Dog Adopters: Stop focusing on that picture and focus on the match

March 1, 2014 28 comments

Sad Looking Chocolate LabIn a Suzanne Clothier seminar I attended last year, she shared a video of the first meeting between a man and a dog he wanted to adopt. She asked us to watch the dog’s body language as the man interacted with him.

It was pretty clear throughout the video that the dog was uncomfortable with the man’s interactions with him. The dog wanted more space, the man wanted less. The dog was happy to sit at his feet, the man wanted him to sit right next to him. The dog wasn’t into hugs, the man wanted to snuggle and hug away.

It was evident that the needs of dog and man did not match. They were incompatible. But, as Suzanne shared later, the man was still set on getting the dog. He couldn’t see that they weren’t a match because he had already fallen in love with the dog’s picture. He had already envisioned his life with this dog. It never occurred to him that the dog in the picture might not be a match for him or his lifestyle.

Fortunately, Suzanne and staff were eventually able to convince him not to adopt the dog, but from what she said, not without some serious convincing.

I experienced something similar recently.

Like the situation I mentioned above, the potential adopter (a great candidate!) had fallen in love with the dog she had seen in a picture. In her mind, she had saw them going on walks and visiting friends. She wanted a dog that would cuddle and be silly and play with her.

What she wanted a normal, well-socialized dog.

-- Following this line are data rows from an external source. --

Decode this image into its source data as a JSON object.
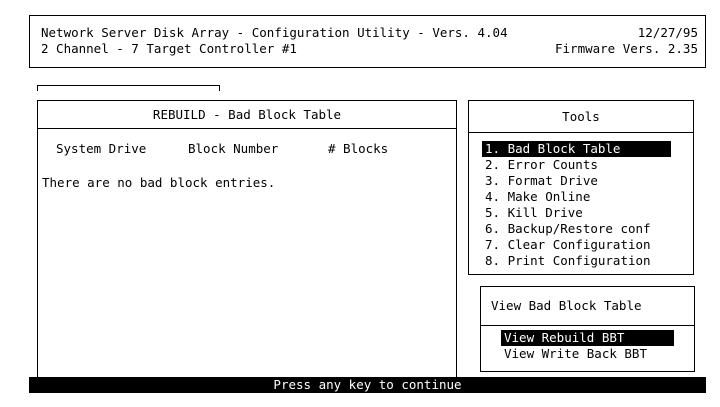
{
  "header": {
    "line1_left": "Network Server Disk Array - Configuration Utility - Vers. 4.04",
    "line1_right": "12/27/95",
    "line2_left": "2 Channel - 7 Target Controller #1",
    "line2_right": "Firmware Vers. 2.35"
  },
  "main_panel": {
    "title": "REBUILD - Bad Block Table",
    "columns": [
      "System Drive",
      "Block Number",
      "# Blocks"
    ],
    "message": "There are no bad block entries."
  },
  "tools": {
    "title": "Tools",
    "items": [
      "1. Bad Block Table",
      "2. Error Counts",
      "3. Format Drive",
      "4. Make Online",
      "5. Kill Drive",
      "6. Backup/Restore conf",
      "7. Clear Configuration",
      "8. Print Configuration"
    ]
  },
  "view_bbt": {
    "title": "View Bad Block Table",
    "items": [
      "View Rebuild BBT",
      "View Write Back BBT"
    ]
  },
  "status": "Press any key to continue"
}
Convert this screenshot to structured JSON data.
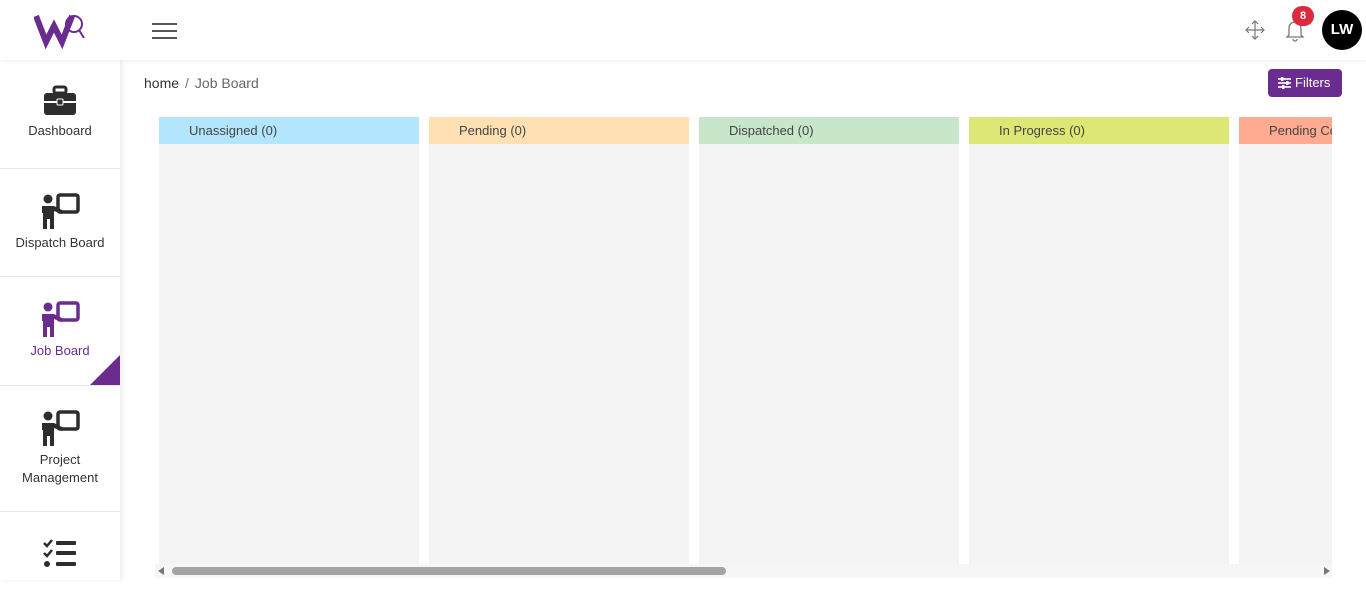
{
  "header": {
    "menu_icon": "hamburger-menu-icon",
    "notifications_count": "8",
    "avatar_initials": "LW",
    "brand_color": "#6a2d8f"
  },
  "sidebar": {
    "items": [
      {
        "label": "Dashboard",
        "icon": "briefcase-icon",
        "active": false
      },
      {
        "label": "Dispatch Board",
        "icon": "presenter-board-icon",
        "active": false
      },
      {
        "label": "Job Board",
        "icon": "presenter-board-icon",
        "active": true
      },
      {
        "label": "Project Management",
        "icon": "presenter-board-icon",
        "active": false
      },
      {
        "label": "",
        "icon": "checklist-icon",
        "active": false
      }
    ]
  },
  "breadcrumb": {
    "home": "home",
    "separator": "/",
    "current": "Job Board"
  },
  "filters_button": {
    "label": "Filters",
    "icon": "sliders-icon"
  },
  "board": {
    "columns": [
      {
        "title": "Unassigned (0)",
        "color": "#b3e5fc"
      },
      {
        "title": "Pending (0)",
        "color": "#ffe0b2"
      },
      {
        "title": "Dispatched (0)",
        "color": "#c8e6c9"
      },
      {
        "title": "In Progress (0)",
        "color": "#dce775"
      },
      {
        "title": "Pending Co",
        "color": "#ffab91"
      }
    ]
  }
}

Man and Dog Lying on FloorUnfortunately, she had fallen in love with a picture of a former puppy mill dog. This was a dog who had never been on a walk on a leash before, who still had to be caught or herded inside the house, a dog that was a huge flight risk and not likely to socialize with strangers very easily. Definitely a mis-match.

It took some convincing, but eventually the adopter was able to see that the life she had envisioned with this dog would not be the life she would get. Changing the image of what she had in her head with a more realistic one allowed her to see that it was not a match. Reluctantly, she made the decision not to adopt that particular dog. A good decision in my opinion. Shortly after this she did find the “right” dog, a dog who was a much better match and I hear that both are very happy together.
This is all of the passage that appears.